# Building a Dingy



## GabGuy (Aug 21, 2012)

Hi, I'm a 68 yr. old living on a small island in B.C. Canada. Sail a 25' Catalina and am just starting to build an "El Toro" Sabot dingy. Got a full set of plans off Craigs list and am puzzling myself through the process. There isn't any instructions with the plans so this is a really great challenge to interpret the process. And of course, lots of fun. If any of you out there have ever taken on a similar project let me know. Also, are there any Sabot clubs in B.C. that anyone knows of? Cheers, Darryl (Gabriola Island)


----------



## Faster (Sep 13, 2005)

Not aware of any clubs around here but there's a fair contingent up in Gunboat Bay in Pender Harbour.. you'll see 3 or 4 or them out on a decent summer day, and the bay gets a real nice inflow breeze when the sun comes up.

Welcome to Sailnet.. always nice to see another BCer. As I'm sure you know Gabriola has quite a good wooden boat building school at Silva Bay.


----------



## chucklesR (Sep 17, 2007)

Sabot's no, dinghy yes. Enjoy. 









10 foot V bottom from Glenn-L, highly modified.


----------



## deniseO30 (Nov 27, 2006)

Found this building class El Toro Sailboat Talk & Building Classes They have one scheduled for building your dink in Feb. you should be able to connect. Or you could come here in PA and I'd show you how to build her. 

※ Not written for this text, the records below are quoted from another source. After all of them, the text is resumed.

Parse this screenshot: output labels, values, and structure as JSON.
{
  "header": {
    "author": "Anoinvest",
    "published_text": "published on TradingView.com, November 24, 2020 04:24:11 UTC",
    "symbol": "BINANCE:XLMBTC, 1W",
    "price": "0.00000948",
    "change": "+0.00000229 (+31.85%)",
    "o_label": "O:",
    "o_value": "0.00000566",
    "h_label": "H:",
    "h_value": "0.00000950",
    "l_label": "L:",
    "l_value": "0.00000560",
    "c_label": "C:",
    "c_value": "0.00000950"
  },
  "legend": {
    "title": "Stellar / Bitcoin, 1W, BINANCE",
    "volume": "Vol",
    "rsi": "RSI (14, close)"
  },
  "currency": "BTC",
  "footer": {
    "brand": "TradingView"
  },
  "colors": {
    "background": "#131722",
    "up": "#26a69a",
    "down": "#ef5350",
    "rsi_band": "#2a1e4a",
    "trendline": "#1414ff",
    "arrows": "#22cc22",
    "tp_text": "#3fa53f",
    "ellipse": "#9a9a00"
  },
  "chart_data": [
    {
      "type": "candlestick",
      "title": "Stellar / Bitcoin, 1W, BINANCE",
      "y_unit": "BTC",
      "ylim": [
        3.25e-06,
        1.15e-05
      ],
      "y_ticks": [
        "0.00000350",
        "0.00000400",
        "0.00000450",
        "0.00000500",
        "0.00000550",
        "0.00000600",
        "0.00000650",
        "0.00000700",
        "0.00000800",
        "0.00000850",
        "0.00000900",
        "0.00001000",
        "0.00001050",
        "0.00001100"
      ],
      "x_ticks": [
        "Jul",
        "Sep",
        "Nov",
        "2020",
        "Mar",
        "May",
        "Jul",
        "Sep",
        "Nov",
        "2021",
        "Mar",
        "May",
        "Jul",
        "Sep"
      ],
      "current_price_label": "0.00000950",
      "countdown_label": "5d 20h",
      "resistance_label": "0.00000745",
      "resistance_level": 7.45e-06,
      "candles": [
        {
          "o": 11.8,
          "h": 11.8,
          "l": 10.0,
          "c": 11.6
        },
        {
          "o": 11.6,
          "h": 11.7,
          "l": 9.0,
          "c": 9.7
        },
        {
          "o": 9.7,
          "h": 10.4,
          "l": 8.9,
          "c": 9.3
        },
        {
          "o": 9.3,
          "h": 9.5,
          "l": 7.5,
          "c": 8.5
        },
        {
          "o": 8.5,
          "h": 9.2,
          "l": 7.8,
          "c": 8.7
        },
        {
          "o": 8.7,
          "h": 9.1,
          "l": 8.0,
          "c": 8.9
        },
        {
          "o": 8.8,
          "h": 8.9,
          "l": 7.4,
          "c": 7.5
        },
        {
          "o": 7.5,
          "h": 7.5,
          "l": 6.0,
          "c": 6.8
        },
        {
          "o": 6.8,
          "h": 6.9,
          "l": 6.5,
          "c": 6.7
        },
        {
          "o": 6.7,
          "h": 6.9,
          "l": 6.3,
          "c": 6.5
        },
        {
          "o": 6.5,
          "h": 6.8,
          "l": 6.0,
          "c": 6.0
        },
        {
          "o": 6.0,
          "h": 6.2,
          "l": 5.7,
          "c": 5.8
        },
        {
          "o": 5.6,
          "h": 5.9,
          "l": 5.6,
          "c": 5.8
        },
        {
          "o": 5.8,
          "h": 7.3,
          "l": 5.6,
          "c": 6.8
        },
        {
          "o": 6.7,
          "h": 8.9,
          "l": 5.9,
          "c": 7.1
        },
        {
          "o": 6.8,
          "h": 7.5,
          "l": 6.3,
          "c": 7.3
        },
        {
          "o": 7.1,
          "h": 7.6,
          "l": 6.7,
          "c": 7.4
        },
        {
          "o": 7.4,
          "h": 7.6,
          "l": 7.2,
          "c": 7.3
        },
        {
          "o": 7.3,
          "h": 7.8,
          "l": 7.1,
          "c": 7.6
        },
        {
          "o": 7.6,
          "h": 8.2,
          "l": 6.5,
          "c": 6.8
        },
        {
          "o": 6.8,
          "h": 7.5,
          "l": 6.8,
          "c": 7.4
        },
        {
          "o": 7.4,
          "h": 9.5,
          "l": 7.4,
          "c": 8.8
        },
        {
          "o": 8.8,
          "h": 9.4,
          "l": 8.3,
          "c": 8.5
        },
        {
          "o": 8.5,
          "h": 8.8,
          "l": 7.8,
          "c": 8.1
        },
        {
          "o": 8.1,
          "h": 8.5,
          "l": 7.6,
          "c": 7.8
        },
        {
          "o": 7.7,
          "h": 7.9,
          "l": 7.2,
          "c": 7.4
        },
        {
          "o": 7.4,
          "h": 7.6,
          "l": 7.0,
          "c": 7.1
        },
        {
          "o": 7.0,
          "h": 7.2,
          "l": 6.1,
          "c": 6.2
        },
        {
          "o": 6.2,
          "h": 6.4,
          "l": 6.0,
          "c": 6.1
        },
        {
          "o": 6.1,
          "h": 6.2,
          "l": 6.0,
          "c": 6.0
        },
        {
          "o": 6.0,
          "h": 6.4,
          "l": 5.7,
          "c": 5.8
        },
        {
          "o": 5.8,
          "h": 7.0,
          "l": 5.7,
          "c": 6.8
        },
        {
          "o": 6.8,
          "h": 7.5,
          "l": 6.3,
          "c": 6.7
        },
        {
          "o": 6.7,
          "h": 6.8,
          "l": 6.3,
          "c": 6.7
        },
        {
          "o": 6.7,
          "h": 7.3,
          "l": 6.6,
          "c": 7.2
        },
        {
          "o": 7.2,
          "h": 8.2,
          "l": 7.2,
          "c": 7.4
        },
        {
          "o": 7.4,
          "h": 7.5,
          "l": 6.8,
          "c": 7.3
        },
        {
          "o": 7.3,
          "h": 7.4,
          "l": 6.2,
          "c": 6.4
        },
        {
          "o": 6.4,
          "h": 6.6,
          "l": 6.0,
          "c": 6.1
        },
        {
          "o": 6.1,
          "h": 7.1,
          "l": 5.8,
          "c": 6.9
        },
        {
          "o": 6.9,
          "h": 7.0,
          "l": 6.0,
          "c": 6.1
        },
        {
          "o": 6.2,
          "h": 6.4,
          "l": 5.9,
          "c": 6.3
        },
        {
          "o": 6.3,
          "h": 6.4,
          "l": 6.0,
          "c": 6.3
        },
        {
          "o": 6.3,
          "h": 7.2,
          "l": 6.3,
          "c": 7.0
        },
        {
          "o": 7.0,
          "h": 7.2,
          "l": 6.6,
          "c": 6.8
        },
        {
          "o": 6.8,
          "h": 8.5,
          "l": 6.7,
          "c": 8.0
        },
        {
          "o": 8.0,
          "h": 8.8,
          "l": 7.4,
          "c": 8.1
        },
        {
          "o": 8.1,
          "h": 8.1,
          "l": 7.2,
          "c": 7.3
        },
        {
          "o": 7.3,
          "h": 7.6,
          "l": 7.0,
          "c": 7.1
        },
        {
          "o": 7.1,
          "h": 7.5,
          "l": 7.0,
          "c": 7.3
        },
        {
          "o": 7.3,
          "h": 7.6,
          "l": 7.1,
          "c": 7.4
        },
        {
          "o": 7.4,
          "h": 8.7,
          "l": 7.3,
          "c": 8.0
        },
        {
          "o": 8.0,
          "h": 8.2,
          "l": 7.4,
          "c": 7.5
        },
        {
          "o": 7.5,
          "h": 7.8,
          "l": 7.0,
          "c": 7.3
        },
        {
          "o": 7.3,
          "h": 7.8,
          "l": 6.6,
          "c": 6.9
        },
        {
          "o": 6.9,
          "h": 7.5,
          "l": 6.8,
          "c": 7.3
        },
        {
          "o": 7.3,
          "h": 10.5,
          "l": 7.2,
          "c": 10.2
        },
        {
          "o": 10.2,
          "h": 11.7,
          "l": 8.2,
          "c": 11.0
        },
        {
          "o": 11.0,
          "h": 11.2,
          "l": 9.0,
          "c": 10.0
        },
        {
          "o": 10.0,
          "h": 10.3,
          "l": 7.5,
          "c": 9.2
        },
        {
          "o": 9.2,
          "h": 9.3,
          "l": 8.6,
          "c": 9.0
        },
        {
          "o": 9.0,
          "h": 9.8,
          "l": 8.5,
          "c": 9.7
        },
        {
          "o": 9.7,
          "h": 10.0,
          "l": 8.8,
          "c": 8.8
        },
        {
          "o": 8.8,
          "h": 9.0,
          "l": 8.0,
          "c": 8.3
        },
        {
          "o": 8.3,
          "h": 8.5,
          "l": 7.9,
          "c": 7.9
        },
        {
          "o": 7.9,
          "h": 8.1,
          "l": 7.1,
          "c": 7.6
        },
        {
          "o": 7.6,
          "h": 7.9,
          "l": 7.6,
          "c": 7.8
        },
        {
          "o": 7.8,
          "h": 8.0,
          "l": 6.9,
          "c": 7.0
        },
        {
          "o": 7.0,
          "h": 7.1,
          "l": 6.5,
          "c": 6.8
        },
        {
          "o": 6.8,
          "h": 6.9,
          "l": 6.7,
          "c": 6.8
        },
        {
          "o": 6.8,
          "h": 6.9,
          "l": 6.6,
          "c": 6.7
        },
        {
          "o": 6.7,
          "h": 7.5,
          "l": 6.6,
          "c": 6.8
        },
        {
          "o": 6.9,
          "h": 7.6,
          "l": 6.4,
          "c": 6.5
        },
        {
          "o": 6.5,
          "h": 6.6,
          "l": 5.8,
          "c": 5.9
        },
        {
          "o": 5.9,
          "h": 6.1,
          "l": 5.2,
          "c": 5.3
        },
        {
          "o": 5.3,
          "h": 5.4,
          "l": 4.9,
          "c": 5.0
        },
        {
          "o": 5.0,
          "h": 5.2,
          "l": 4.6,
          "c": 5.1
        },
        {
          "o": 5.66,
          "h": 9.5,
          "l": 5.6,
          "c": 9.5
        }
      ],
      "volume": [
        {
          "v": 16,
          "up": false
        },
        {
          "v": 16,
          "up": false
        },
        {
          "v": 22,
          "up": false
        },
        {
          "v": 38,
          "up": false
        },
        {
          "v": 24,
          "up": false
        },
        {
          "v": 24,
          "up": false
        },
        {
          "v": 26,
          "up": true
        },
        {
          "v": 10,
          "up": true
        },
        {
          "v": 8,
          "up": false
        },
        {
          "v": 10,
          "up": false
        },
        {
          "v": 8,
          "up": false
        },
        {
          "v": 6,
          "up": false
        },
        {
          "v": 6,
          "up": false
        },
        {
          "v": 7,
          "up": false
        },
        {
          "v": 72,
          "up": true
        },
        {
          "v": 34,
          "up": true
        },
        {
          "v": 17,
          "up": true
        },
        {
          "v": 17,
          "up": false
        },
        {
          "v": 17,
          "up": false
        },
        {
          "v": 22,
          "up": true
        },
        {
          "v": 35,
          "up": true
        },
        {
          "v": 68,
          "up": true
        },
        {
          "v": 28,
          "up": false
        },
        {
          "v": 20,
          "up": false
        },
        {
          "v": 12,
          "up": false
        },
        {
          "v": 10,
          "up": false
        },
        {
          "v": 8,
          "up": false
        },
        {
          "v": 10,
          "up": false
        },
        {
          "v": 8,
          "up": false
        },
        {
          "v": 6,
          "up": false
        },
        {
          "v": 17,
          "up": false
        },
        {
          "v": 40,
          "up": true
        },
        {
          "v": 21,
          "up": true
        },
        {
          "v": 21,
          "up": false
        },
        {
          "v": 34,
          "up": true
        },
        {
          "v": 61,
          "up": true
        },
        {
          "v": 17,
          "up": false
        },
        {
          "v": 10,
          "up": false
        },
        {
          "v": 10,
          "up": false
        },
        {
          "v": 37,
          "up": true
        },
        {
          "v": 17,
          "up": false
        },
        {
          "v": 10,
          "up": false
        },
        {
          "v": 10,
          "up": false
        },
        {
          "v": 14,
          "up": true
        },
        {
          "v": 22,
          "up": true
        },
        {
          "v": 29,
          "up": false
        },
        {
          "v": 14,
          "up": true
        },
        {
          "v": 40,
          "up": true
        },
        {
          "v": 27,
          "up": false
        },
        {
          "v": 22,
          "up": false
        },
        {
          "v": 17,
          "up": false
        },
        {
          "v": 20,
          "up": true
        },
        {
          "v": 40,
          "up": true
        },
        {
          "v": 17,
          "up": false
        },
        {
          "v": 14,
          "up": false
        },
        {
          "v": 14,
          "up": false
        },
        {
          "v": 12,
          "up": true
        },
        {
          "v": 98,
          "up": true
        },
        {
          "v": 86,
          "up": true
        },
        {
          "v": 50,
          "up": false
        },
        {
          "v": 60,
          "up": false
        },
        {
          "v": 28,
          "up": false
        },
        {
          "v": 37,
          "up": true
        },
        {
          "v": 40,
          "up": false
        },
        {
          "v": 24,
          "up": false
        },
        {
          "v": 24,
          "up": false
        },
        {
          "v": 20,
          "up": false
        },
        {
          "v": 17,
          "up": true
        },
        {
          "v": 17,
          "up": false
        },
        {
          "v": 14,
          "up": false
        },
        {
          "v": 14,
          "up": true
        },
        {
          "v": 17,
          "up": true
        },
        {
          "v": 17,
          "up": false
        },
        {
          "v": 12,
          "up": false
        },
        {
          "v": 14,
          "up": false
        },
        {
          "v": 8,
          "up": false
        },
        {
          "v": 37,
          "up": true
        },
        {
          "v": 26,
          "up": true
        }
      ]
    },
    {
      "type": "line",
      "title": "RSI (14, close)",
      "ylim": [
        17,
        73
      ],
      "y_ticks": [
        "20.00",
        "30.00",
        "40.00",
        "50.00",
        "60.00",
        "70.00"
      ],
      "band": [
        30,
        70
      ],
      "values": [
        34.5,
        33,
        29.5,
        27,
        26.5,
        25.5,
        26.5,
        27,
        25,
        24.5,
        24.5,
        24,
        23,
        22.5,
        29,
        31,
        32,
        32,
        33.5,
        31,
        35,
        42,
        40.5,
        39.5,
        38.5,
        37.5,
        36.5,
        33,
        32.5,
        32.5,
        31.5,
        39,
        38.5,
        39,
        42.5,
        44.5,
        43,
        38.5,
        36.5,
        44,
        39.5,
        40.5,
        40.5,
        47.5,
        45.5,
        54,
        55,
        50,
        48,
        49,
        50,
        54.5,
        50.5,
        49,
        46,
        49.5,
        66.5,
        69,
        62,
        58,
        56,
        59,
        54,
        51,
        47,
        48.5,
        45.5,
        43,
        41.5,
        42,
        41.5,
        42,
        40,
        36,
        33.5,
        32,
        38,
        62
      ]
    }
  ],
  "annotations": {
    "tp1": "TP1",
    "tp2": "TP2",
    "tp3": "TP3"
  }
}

Here's a how to build PDF http://www.eltoroyra.org/How%20to%20build%20an%20El%20Toro%20manual.pdf

Parts list; http://www.eltoroyra.org/Regatta-Info/regattas2009/El%20Toro%20Parts%20List%20by%20Paul%20Tara.pdf


----------



## deniseO30 (Nov 27, 2006)

chucklesR said:


> Sabot's no, dinghy yes. Enjoy.
> 
> 
> 
> ...


Looks Dory like... jus sayin..


----------